When UC Riverside basketball coach Dennis Cutts went to get his car Sunday after flying back from the team’s road trip, the athletic director was reportedly already there waiting, termination notice in hand.
Firing a coach before the start of conference play is a rarity in college basketball and, apart from looming NCAA sanctions, almost unheard of in the Big West, where history suggests few of the teams are really out of it until the very end. So much so that even a team without a winning record in conference or overall play has been known to win the jackpot that is the league tournament and automatic NCAA Tournament berth that goes with it.
And, the Big West, a league that has crowned seven different tournament champions in as many years, might even be more wide-open than usual as the teams begin their 16-game schedules.
Consider that six of its nine teams — Hawaii, UC Irvine, UC Davis, Cal State Fullerton, Long Beach State and UC Santa Barbara — all received first-place votes in the preseason poll. And the parties have done little in the intervening weeks to suggest they can’t be worthy contenders.

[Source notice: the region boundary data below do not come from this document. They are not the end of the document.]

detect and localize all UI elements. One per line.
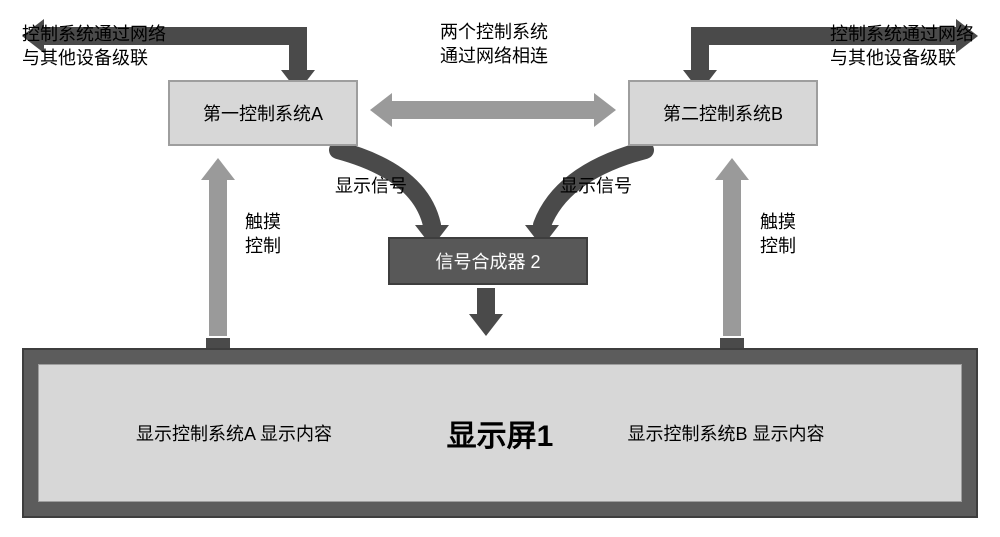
label-touchB: 触摸 控制: [760, 210, 796, 259]
label-sigA: 显示信号: [335, 174, 407, 198]
diagram-stage: 显示屏1 显示控制系统A 显示内容 显示控制系统B 显示内容 第一控制系统A 第二控制系…: [0, 0, 1000, 537]
node-combiner: 信号合成器 2: [388, 237, 588, 285]
screen-right-label: 显示控制系统B 显示内容: [570, 419, 882, 447]
label-touchA: 触摸 控制: [245, 210, 281, 259]
label-sigB: 显示信号: [560, 174, 632, 198]
label-top_left: 控制系统通过网络 与其他设备级联: [22, 22, 166, 71]
label-top_right: 控制系统通过网络 与其他设备级联: [830, 22, 974, 71]
label-top_center: 两个控制系统 通过网络相连: [440, 20, 548, 69]
screen-center-label: 显示屏1: [410, 411, 590, 455]
screen-left-label: 显示控制系统A 显示内容: [78, 419, 390, 447]
node-ctrlB: 第二控制系统B: [628, 80, 818, 146]
node-ctrlA: 第一控制系统A: [168, 80, 358, 146]
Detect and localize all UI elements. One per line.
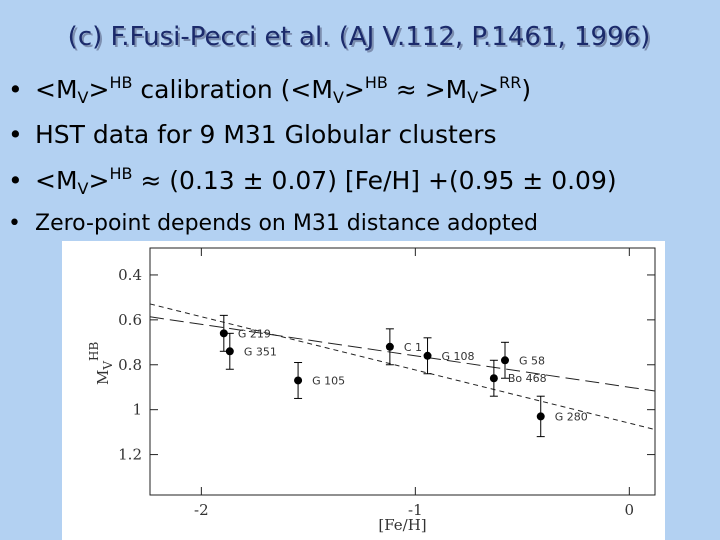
- y-tick-label: 1.2: [118, 446, 142, 464]
- y-axis-label-part: HB: [87, 342, 101, 361]
- y-axis-label-part: V: [101, 361, 115, 371]
- point-label: G 219: [238, 327, 271, 340]
- point: [294, 376, 303, 385]
- y-tick-label: 0.8: [118, 356, 142, 374]
- plot-frame: [149, 247, 656, 496]
- point-label: G 280: [555, 410, 588, 423]
- point: [423, 351, 432, 360]
- point: [536, 412, 545, 421]
- point: [225, 347, 234, 356]
- x-tick-label: -1: [408, 501, 423, 519]
- point-label: C 1: [404, 341, 422, 354]
- y-tick-label: 1: [132, 401, 142, 419]
- bullet: <MV>HB calibration (<MV>HB ≈ >MV>RR): [35, 73, 531, 106]
- bullet-dot: •: [8, 75, 23, 104]
- x-tick-label: 0: [625, 501, 635, 519]
- title-shadow: (c) F.Fusi-Pecci et al. (AJ V.112, P.146…: [70, 24, 653, 54]
- point: [500, 356, 509, 365]
- y-tick-label: 0.6: [118, 311, 142, 329]
- bullet: <MV>HB ≈ (0.13 ± 0.07) [Fe/H] +(0.95 ± 0…: [35, 164, 617, 197]
- y-axis-label: MVHB: [87, 342, 114, 385]
- point-label: G 58: [519, 354, 545, 367]
- point: [489, 374, 498, 383]
- x-axis-label: [Fe/H]: [378, 516, 426, 534]
- point-label: Bo 468: [508, 372, 547, 385]
- fit-line: [149, 316, 656, 392]
- bullet-dot: •: [8, 120, 23, 149]
- point: [219, 329, 228, 338]
- point-label: G 108: [442, 350, 475, 363]
- bullet-dot: •: [8, 211, 21, 236]
- y-tick-label: 0.4: [118, 266, 142, 284]
- title: (c) F.Fusi-Pecci et al. (AJ V.112, P.146…: [68, 22, 651, 52]
- bullet-dot: •: [8, 166, 23, 195]
- x-tick-label: -2: [194, 501, 209, 519]
- y-axis-label-part: M: [94, 370, 112, 385]
- point-label: G 351: [244, 345, 277, 358]
- bullet: Zero-point depends on M31 distance adopt…: [35, 211, 538, 236]
- chart-image: [62, 241, 665, 540]
- point-label: G 105: [312, 374, 345, 387]
- bullet: HST data for 9 M31 Globular clusters: [35, 120, 497, 149]
- point: [385, 342, 394, 351]
- fit-line: [149, 303, 656, 431]
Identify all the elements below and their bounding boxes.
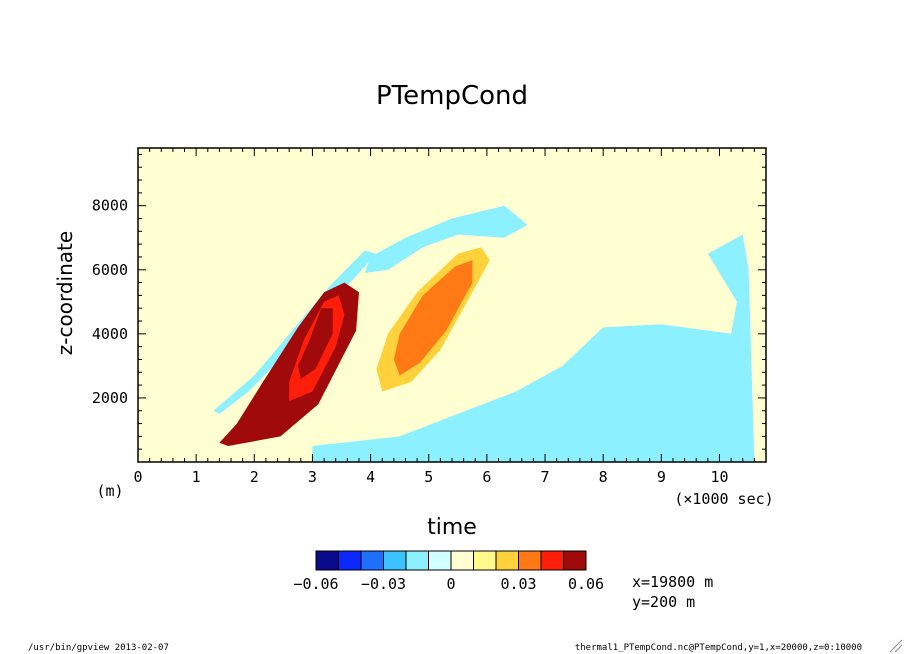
axis-ticks (137, 148, 767, 463)
colorbar-swatch (360, 550, 384, 571)
footer-right: thermal1_PTempCond.nc@PTempCond,y=1,x=20… (575, 643, 862, 653)
x-tick-labels: 0 1 2 3 4 5 6 7 8 9 10 (133, 468, 728, 486)
colorbar-swatch (563, 550, 587, 571)
y-tick-label: 4000 (92, 325, 128, 343)
y-axis-unit: (m) (96, 482, 123, 500)
contour-region-warm-plume-2-core (393, 260, 473, 376)
contour-region-cool-arc-upper (364, 205, 528, 273)
resize-grip-icon[interactable] (889, 639, 903, 653)
chart-title: PTempCond (376, 81, 528, 111)
x-tick-label: 10 (710, 468, 728, 486)
colorbar-label: 0.03 (500, 575, 536, 593)
position-x-label: x=19800 m (632, 573, 713, 591)
x-tick-label: 5 (424, 468, 433, 486)
x-tick-label: 8 (599, 468, 608, 486)
colorbar-swatch (540, 550, 564, 571)
x-tick-label: 7 (541, 468, 550, 486)
colorbar-label: 0 (446, 575, 455, 593)
position-y-label: y=200 m (632, 593, 695, 611)
colorbar-swatch (405, 550, 429, 571)
y-tick-label: 2000 (92, 389, 128, 407)
y-tick-label: 6000 (92, 261, 128, 279)
colorbar-swatch (495, 550, 519, 571)
field-contours (213, 205, 755, 462)
colorbar-swatch (338, 550, 362, 571)
colorbar-label: 0.06 (568, 575, 604, 593)
colorbar-swatch (473, 550, 497, 571)
y-tick-label: 8000 (92, 197, 128, 215)
x-tick-label: 2 (250, 468, 259, 486)
colorbar-labels: −0.06 −0.03 0 0.03 0.06 (293, 575, 604, 593)
colorbar-swatch (383, 550, 407, 571)
x-tick-label: 0 (133, 468, 142, 486)
x-tick-label: 9 (657, 468, 666, 486)
x-tick-label: 1 (192, 468, 201, 486)
colorbar-label: −0.06 (293, 575, 338, 593)
x-tick-label: 6 (482, 468, 491, 486)
x-axis-unit: (×1000 sec) (674, 490, 773, 508)
contour-region-warm-plume-1-peak (297, 308, 333, 379)
colorbar-swatch (450, 550, 474, 571)
contour-region-cool-region-lower-right (312, 234, 755, 462)
colorbar-swatch (428, 550, 452, 571)
y-axis-label: z-coordinate (53, 231, 77, 355)
y-tick-labels: 2000 4000 6000 8000 (92, 197, 128, 407)
colorbar-label: −0.03 (361, 575, 406, 593)
x-axis-label: time (427, 515, 477, 540)
x-tick-label: 3 (308, 468, 317, 486)
colorbar-swatch (315, 550, 339, 571)
colorbar (315, 550, 587, 571)
colorbar-swatch (518, 550, 542, 571)
x-tick-label: 4 (366, 468, 375, 486)
footer-left: /usr/bin/gpview 2013-02-07 (28, 643, 169, 653)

“It is pretty much a blank chalkboard,” said commissioner Dennis Farrell, who has been in the conference front office for 38 years, 26 in his present capacity. “It is really wide open.”
So, why not UH?
That there is no clear favorite, no team head and shoulders above the rest to date, is encouraging news for the Rainbow Warriors, who are neither the most talented nor the most physically imposing team in the nine-member conference.
Long Beach State, most years, including this one, accumulates the most talented roster and plays among the most challenging nonconference schedules. As such, the 49ers have been one of UH’s biggest enduring headaches, including last season when they eliminated the ’Bows. Since the ’Bows joined the Big West the 49ers have led the series, 8-4 (a UH victory from 2015 was vacated as a result of NCAA rules violations). Moreover, UH is 0-5 at the Pyramid in conference play and 1-9 there overall.
Yet, UH (9-4) is a mere 1-point underdog against Long Beach State (6-10) on the consensus of Las Vegas betting lines tonight, its toughest stop on the two-game conference-opening road swing. Cal State Northridge (3-11) Saturday is the other game.
Win on the opening week and UH returns to the Stan Sheriff Center to play three of four games against projected contenders UCSB (11-3), UC Davis (9-5) and Cal State Fullerton (7-5). The other visitor is Cal Poly (5-9).
Not that UH, like its conference brethren, is without considerable questions. Whether UH’s guard play can hold up its end in what has traditionally been a backcourt-strong conference is among the more intriguing ones hanging over the Rainbow Warriors’ pursuit of a second championship in three years.
So, too, is whether UH can get its big men, Gibson Johnson, Jack Purchase, all-conference honorable mention forwards last season, and Mike Thomas, a starter two years ago, to deliver at the same time.
With four starters returning, the cloud of NCAA sanctions behind them and no dominant favorite in the conference, there should be a lot for UH to look forward to again in the arrival of the Big West schedule.